Falling long-term interest rates have reduced
mortgage rates, encouraging a very small number of
buyers to return to the market. However, the
housing sector’s weak pulse is very likely to
vanish again in early 2007 as confusion over
Federal Reserve policy mounts, the pace of
inflation quickens and financial markets in the US
swoon.
America’s economic fairytale has
turned into a nightmare and very few investors
realize it. In addition to producing a sudden and
sharp decline in household income by eliminating
the prospect of new mortgage refinancing for many
Americans, declining prices for new and existing
homes will have a strong negative impact on the US
financial system, severely restraining credit
growth. Falling home prices, especially in what
were once the hottest housing and mortgage markets
in the US, have caused mortgage default rates and
foreclosures to surge higher.
The
combination of rising defaults, foreclosures and
falling collateral values is beginning to weaken
the balance sheets of mortgage lenders, including
several of America’s largest banks. Growing
weakness in the banking sector is very alarming.
Banking sector and economic crises in many
countries over the past 25 years can be traced to
overly enthusiastic credit growth used to finance
either capital investment or real estate
speculation, or both. Japan offers a stunning
example of what can happen after a real estate
bubble bursts.
The Federal Reserve appears
determined to let financial markets “self-correct”
in order to adjust interest rates to changing
expectations for economic growth and inflation.
Self-correction is a defining feature of financial
markets. However, with the Fed rudderless, it is
very unlikely that this self-correction will occur
in an orderly and gradual manner. Rather, such
self-correction will be sudden and sharp.

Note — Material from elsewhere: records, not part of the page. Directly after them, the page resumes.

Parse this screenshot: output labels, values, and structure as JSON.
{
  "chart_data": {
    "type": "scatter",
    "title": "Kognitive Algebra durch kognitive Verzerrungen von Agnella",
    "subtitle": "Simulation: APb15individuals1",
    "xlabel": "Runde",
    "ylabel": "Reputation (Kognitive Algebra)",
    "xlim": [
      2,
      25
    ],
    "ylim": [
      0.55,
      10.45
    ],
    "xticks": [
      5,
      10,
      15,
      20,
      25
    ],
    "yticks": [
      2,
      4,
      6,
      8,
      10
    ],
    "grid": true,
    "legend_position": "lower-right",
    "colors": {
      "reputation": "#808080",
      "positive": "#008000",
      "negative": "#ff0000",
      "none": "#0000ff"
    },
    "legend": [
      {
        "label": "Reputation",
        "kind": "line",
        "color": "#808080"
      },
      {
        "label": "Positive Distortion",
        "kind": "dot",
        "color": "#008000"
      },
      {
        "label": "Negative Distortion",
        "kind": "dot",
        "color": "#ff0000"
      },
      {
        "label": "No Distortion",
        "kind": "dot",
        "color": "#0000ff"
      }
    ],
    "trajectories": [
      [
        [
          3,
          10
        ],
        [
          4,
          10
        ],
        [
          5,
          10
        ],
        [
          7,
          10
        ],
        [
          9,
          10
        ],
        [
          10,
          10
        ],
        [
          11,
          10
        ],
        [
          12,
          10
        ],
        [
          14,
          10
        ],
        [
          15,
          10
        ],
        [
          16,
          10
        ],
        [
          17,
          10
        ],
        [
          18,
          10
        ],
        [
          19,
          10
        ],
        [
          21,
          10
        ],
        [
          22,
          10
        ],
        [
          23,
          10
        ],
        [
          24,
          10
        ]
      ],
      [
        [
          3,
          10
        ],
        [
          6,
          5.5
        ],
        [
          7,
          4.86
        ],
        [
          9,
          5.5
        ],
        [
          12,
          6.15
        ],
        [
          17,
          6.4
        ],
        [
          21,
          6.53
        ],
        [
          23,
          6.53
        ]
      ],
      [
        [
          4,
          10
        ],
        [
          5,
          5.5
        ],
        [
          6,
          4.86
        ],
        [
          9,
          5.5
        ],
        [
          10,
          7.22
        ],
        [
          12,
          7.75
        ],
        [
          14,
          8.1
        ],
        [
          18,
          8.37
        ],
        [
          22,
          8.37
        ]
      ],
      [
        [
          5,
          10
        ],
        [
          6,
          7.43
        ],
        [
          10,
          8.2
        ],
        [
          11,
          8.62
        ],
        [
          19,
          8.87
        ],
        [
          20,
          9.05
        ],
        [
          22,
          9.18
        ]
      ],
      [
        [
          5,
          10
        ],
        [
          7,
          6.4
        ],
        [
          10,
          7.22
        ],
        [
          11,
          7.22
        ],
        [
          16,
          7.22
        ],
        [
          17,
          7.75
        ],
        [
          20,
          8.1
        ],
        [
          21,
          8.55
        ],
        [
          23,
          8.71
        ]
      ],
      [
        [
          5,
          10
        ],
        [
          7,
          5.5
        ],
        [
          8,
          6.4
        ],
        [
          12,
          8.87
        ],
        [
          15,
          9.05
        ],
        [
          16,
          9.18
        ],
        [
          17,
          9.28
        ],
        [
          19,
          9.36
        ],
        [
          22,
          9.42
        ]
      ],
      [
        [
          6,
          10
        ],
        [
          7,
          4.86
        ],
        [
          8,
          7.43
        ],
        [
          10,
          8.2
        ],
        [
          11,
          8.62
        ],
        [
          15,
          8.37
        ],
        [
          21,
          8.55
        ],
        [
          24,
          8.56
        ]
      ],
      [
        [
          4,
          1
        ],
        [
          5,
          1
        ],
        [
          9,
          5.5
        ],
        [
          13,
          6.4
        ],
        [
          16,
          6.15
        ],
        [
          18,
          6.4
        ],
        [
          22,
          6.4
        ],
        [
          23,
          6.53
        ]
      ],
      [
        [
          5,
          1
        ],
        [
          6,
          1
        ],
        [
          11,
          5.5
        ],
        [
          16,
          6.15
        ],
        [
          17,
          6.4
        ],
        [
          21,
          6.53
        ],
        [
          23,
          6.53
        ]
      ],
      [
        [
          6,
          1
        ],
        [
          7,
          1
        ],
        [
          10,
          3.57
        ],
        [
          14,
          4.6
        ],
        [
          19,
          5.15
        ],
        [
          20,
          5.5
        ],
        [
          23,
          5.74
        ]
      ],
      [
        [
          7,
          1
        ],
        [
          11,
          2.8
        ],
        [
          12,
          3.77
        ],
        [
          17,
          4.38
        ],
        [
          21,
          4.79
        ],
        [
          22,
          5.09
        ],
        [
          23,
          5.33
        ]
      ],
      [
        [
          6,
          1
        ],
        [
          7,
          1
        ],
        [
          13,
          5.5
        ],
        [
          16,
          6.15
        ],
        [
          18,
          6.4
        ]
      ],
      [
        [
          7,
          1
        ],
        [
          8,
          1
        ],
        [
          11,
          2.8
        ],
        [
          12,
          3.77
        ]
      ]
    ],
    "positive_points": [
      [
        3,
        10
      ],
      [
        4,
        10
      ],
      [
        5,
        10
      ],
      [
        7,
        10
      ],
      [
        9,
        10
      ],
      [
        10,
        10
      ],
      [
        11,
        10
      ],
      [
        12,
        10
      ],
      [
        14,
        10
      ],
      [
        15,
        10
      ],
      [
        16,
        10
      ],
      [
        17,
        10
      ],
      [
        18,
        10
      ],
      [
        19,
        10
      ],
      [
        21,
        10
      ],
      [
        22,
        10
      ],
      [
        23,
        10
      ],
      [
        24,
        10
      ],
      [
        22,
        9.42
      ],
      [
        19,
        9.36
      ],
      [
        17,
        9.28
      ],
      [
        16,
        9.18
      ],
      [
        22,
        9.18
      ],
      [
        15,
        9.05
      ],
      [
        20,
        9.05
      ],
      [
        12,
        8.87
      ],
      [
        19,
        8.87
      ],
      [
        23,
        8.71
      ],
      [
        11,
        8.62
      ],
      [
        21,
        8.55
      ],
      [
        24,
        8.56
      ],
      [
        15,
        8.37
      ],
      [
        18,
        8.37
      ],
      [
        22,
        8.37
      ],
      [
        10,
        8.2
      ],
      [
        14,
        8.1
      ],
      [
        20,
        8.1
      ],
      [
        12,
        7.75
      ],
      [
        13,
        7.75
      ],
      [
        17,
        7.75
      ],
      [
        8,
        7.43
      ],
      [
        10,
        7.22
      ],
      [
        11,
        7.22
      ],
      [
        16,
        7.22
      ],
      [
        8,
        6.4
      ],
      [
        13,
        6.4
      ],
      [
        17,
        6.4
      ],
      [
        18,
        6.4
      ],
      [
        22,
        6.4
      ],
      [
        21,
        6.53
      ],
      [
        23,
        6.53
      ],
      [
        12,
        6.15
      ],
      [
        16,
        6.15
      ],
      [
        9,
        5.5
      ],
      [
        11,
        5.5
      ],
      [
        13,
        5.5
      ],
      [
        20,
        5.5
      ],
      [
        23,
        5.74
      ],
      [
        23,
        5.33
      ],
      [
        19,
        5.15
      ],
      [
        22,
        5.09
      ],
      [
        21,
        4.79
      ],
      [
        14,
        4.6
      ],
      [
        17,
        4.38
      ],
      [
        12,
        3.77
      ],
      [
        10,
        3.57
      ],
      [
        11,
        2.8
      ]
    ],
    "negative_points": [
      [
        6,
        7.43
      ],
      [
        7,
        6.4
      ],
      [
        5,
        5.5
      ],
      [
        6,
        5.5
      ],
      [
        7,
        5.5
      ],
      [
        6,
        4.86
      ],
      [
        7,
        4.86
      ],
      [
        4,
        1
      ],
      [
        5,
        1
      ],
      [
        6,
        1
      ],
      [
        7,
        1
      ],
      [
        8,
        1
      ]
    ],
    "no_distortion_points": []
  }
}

Dollar devaluation Growing
concern at the Federal Reserve over the impact of
rapidly rising mortgage defaults and foreclosures
on the US banking system will prevent it from
tightening monetary policy in 2007. Inflation in
the US is already substantially higher than
inflation in Europe and Japan. Rising energy
prices joined by rising food prices will have a
greater impact on inflation in the US than in
Europe and Japan because dollar depreciation is
expected to partially offset rising dollar-based
commodity prices in 2007.
In addition,
inflation will rise from a much lower base in
Europe and Japan than in the US. As a result, US
inflation will be much higher than inflation in
most other countries in 2007. More importantly,
real yields on US Treasury securities, which are
only marginally positive now, are expected to
become negative in 2007 as US inflation climbs
higher and the Fed begins to cut interest rates.
At the same time, real yields on European
and Japanese government bonds, which are already
higher than real yields in the US, are expected to
move higher. The growing real yield gap between
the US and other countries will place enormous
downward pressure on the dollar. Waning Fed
credibility and increasing political pressure in
the US for dollar depreciation will speed the
dollar’s decline.
Democrats will take
control of the US Congress in January 2007.
Democrats have a strong history of economic
intervention and are very likely to use trade and
exchange rate policy changes in an attempt to
reinvigorate rapidly slowing US economic growth.
Asia’s economic giants, Japan and China, are
likely to take the brunt of any economic policy
changes engineered in the US Congress.
Legislation in the US aimed at prying open
export markets in Japan and China is likely to
inflame already substantial trade tensions,
especially between Washington and Beijing.